TA Lyon, 27 janv. 2026, n° 2308956 

Par un jugement du 27 janvier 2026, le tribunal administratif de Lyon apporte des précisions utiles sur la caractérisation du préjudice d’exploitation dans le cadre de la responsabilité sans faute de l’État du fait des attroupements. 

En application de l’article L. 211-10 du Code de la sécurité intérieure, l’État est responsable des dommages résultant de crimes ou délits commis, à force ouverte ou par violence, par des attroupements ou rassemblements, armés ou non. Ce régime avait déjà permis à la société requérante, propriétaire de mobiliers urbains, d’obtenir réparation des dégradations causées par les cortèges des « gilets jaunes » (CAA Lyon, 20 mars 2025, n° 23LY00235). 

Dans la présente instance, la société sollicitait cette fois l’indemnisation d’un préjudice d’exploitation lié à l’inutilisation de ses mobiliers détruits ou dégradés

Le tribunal reconnaît que les dommages matériels, résultant de délits commis par des attroupements, sont de nature à engager la responsabilité sans faute de l’État. En revanche, il rejette la demande indemnitaire faute de démonstration suffisante du préjudice allégué. 

Plusieurs insuffisances probatoires sont relevées : la société invoquait une perte d’exploitation portant sur 46 mobiliers, alors que les dépôts de plainte faisaient état de dégradations sensiblement moindres ; elle ne justifiait pas des dates de remise en état, rendant impossible la détermination de la période d’inexploitation ; elle ne précisait pas davantage les économies de charges réalisées pendant cette période. 

S’agissant enfin des pertes de recettes « globales » constatées sur trois mois, le tribunal estime qu’elles ne présentent pas de lien direct et certain avec les trois seules journées de manifestations concernées. 

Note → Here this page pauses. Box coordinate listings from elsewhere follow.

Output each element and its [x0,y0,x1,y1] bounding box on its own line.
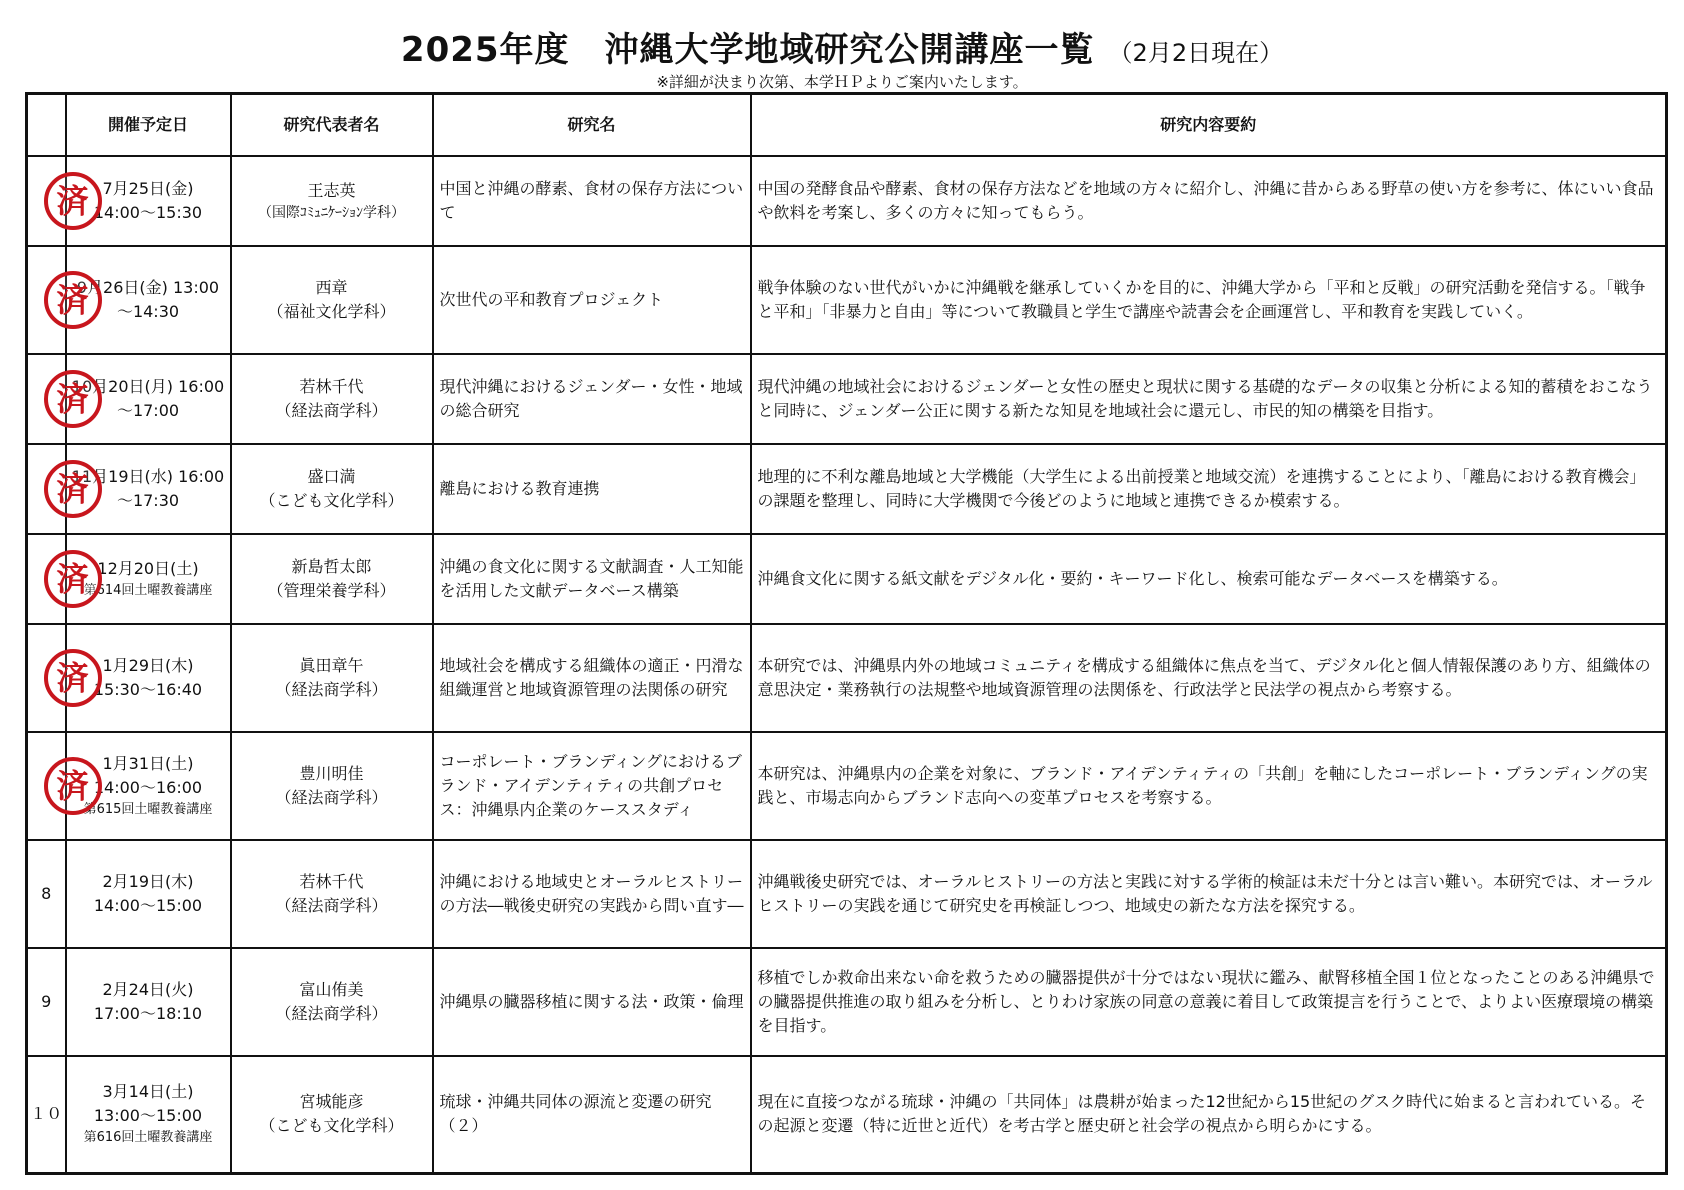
lecture-time: ～17:00 [116,400,180,420]
rep-name: 宮城能彦 [299,1092,364,1112]
research-title: 沖縄の食文化に関する文献調査・人工知能を活用した文献データベース構築 [433,534,751,624]
header-no [27,94,66,156]
completed-stamp: 済 [44,172,102,230]
rep-cell [231,246,433,354]
rep-department: （こども文化学科） [259,1116,404,1136]
date-cell [56,534,231,624]
research-summary: 現代沖縄の地域社会におけるジェンダーと女性の歴史と現状に関する基礎的なデータの収集と分析による知的蓄積をおこなうと同時に、ジェンダー公正に関する新たな知見を地域社会に還元し、市民的知の構築を目指す。 [751,354,1667,444]
date-cell [56,156,231,246]
lecture-date: 12月20日(土) [97,558,199,578]
lecture-date: 1月29日(木) [102,655,194,675]
table-header-row [27,94,1667,156]
table-row [27,1056,1667,1174]
research-title: 沖縄における地域史とオーラルヒストリーの方法―戦後史研究の実践から問い直す― [433,840,751,948]
lecture-date: 3月14日(土) [102,1082,194,1102]
date-cell [66,1056,231,1174]
header-date: 開催予定日 [66,94,231,156]
date-cell [66,948,231,1056]
lecture-date: 9月26日(金) 13:00 [76,277,220,297]
as-of-date: （2月2日現在） [1108,39,1284,67]
research-summary: 移植でしか救命出来ない命を救うための臓器提供が十分ではない現状に鑑み、献腎移植全国１位となったことのある沖縄県での臓器提供推進の取り組みを分析し、とりわけ家族の同意の意義に着目して政策提言を行うことで、よりよい医療環境の構築を目指す。 [751,948,1667,1056]
table-row [27,534,1667,624]
table-row [27,354,1667,444]
completed-stamp: 済 [44,550,102,608]
research-summary: 現在に直接つながる琉球・沖縄の「共同体」は農耕が始まった12世紀から15世紀のグスク時代に始まると言われている。その起源と変遷（特に近世と近代）を考古学と歴史研と社会学の視点から明らかにする。 [751,1056,1667,1174]
lecture-date: 11月19日(水) 16:00 [71,466,225,486]
table-row [27,840,1667,948]
research-title: 地域社会を構成する組織体の適正・円滑な組織運営と地域資源管理の法関係の研究 [433,624,751,732]
rep-department: （国際ｺﾐｭﾆｹｰｼｮﾝ学科） [258,204,405,221]
page-title [0,22,1684,71]
research-title: 次世代の平和教育プロジェクト [433,246,751,354]
rep-cell [231,1056,433,1174]
date-cell [56,444,231,534]
table-row [27,444,1667,534]
lecture-time: 14:00～15:00 [93,895,203,915]
rep-department: （経法商学科） [275,1003,388,1023]
lecture-date: 10月20日(月) 16:00 [71,376,225,396]
lecture-series: 第616回土曜教養講座 [83,1130,213,1146]
lecture-time: 17:00～18:10 [93,1003,203,1023]
rep-cell [231,444,433,534]
lecture-time: 15:30～16:40 [93,679,203,699]
rep-department: （経法商学科） [275,895,388,915]
row-number: １０ [27,1056,66,1174]
research-summary: 沖縄戦後史研究では、オーラルヒストリーの方法と実践に対する学術的検証は未だ十分とは言い難い。本研究では、オーラルヒストリーの実践を通じて研究史を再検証しつつ、地域史の新たな方法を探究する。 [751,840,1667,948]
header-summary: 研究内容要約 [751,94,1667,156]
table-row [27,732,1667,840]
rep-cell [231,624,433,732]
rep-name: 若林千代 [299,871,364,891]
rep-cell [231,354,433,444]
rep-cell [231,534,433,624]
research-title: 沖縄県の臓器移植に関する法・政策・倫理 [433,948,751,1056]
rep-department: （経法商学科） [275,400,388,420]
lecture-date: 2月19日(木) [102,871,194,891]
rep-name: 若林千代 [299,376,364,396]
header-title: 研究名 [433,94,751,156]
lecture-table [25,92,1668,1175]
rep-name: 新島哲太郎 [291,556,372,576]
row-number: 8 [27,840,66,948]
research-summary: 戦争体験のない世代がいかに沖縄戦を継承していくかを目的に、沖縄大学から「平和と反戦」の研究活動を発信する。「戦争と平和」「非暴力と自由」等について教職員と学生で講座や読書会を企画運営し、平和教育を実践していく。 [751,246,1667,354]
rep-cell [231,156,433,246]
lecture-time: 13:00～15:00 [93,1106,203,1126]
lecture-time: ～14:30 [116,301,180,321]
rep-name: 眞田章午 [299,655,364,675]
date-cell [66,840,231,948]
table-row [27,246,1667,354]
completed-stamp: 済 [44,757,102,815]
research-summary: 沖縄食文化に関する紙文献をデジタル化・要約・キーワード化し、検索可能なデータベースを構築する。 [751,534,1667,624]
date-cell [56,732,231,840]
research-summary: 本研究は、沖縄県内の企業を対象に、ブランド・アイデンティティの「共創」を軸にしたコーポレート・ブランディングの実践と、市場志向からブランド志向への変革プロセスを考察する。 [751,732,1667,840]
table-row [27,624,1667,732]
research-summary: 中国の発酵食品や酵素、食材の保存方法などを地域の方々に紹介し、沖縄に昔からある野草の使い方を参考に、体にいい食品や飲料を考案し、多くの方々に知ってもらう。 [751,156,1667,246]
research-title: コーポレート・ブランディングにおけるブランド・アイデンティティの共創プロセス：沖縄県内企業のケーススタディ [433,732,751,840]
date-cell [56,624,231,732]
rep-name: 富山侑美 [299,979,364,999]
research-title: 琉球・沖縄共同体の源流と変遷の研究（２） [433,1056,751,1174]
notice-text: ※詳細が決まり次第、本学ＨＰよりご案内いたします。 [656,73,1028,91]
rep-name: 西章 [315,277,348,297]
research-summary: 本研究では、沖縄県内外の地域コミュニティを構成する組織体に焦点を当て、デジタル化と個人情報保護のあり方、組織体の意思決定・業務執行の法規整や地域資源管理の法関係を、行政法学と民法学の視点から考察する。 [751,624,1667,732]
lecture-date: 7月25日(金) [102,178,194,198]
table-row [27,948,1667,1056]
header-rep: 研究代表者名 [231,94,433,156]
lecture-time: 第614回土曜教養講座 [83,582,213,598]
rep-cell [231,732,433,840]
research-summary: 地理的に不利な離島地域と大学機能（大学生による出前授業と地域交流）を連携することにより、「離島における教育機会」の課題を整理し、同時に大学機関で今後どのように地域と連携できるか模索する。 [751,444,1667,534]
date-cell [56,354,231,444]
document-title: 2025年度 沖縄大学地域研究公開講座一覧 [400,30,1095,70]
completed-stamp: 済 [44,271,102,329]
completed-stamp: 済 [44,370,102,428]
row-number: 9 [27,948,66,1056]
rep-department: （管理栄養学科） [267,580,396,600]
table-row [27,156,1667,246]
rep-name: 盛口満 [307,466,356,486]
lecture-date: 2月24日(火) [102,979,194,999]
lecture-date: 1月31日(土) [102,753,194,773]
completed-stamp: 済 [44,460,102,518]
date-cell [56,246,231,354]
rep-department: （経法商学科） [275,679,388,699]
rep-department: （こども文化学科） [259,490,404,510]
lecture-time: 14:00～16:00 [93,777,203,797]
research-title: 中国と沖縄の酵素、食材の保存方法について [433,156,751,246]
completed-stamp: 済 [44,649,102,707]
rep-cell [231,840,433,948]
lecture-time: 14:00～15:30 [93,202,203,222]
rep-name: 豊川明佳 [299,763,364,783]
lecture-time: ～17:30 [116,490,180,510]
rep-name: 王志英 [307,180,356,200]
lecture-series: 第615回土曜教養講座 [83,801,213,817]
research-title: 離島における教育連携 [433,444,751,534]
rep-department: （経法商学科） [275,787,388,807]
rep-department: （福祉文化学科） [267,301,396,321]
table-body [27,156,1667,1174]
rep-cell [231,948,433,1056]
research-title: 現代沖縄におけるジェンダー・女性・地域の総合研究 [433,354,751,444]
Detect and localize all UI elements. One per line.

Faute d’établir avec précision tant la réalité du préjudice que son lien de causalité avec les dégradations commises, la demande est rejetée. 

Cette décision rappelle, de manière pédagogique, que si le régime de l’article L. 211-10 du CSI facilite l’engagement de la responsabilité de l’État, il n’allège pas l’exigence probatoire pesant sur le demandeur quant à la consistance et à l’imputabilité de son préjudice d’exploitation.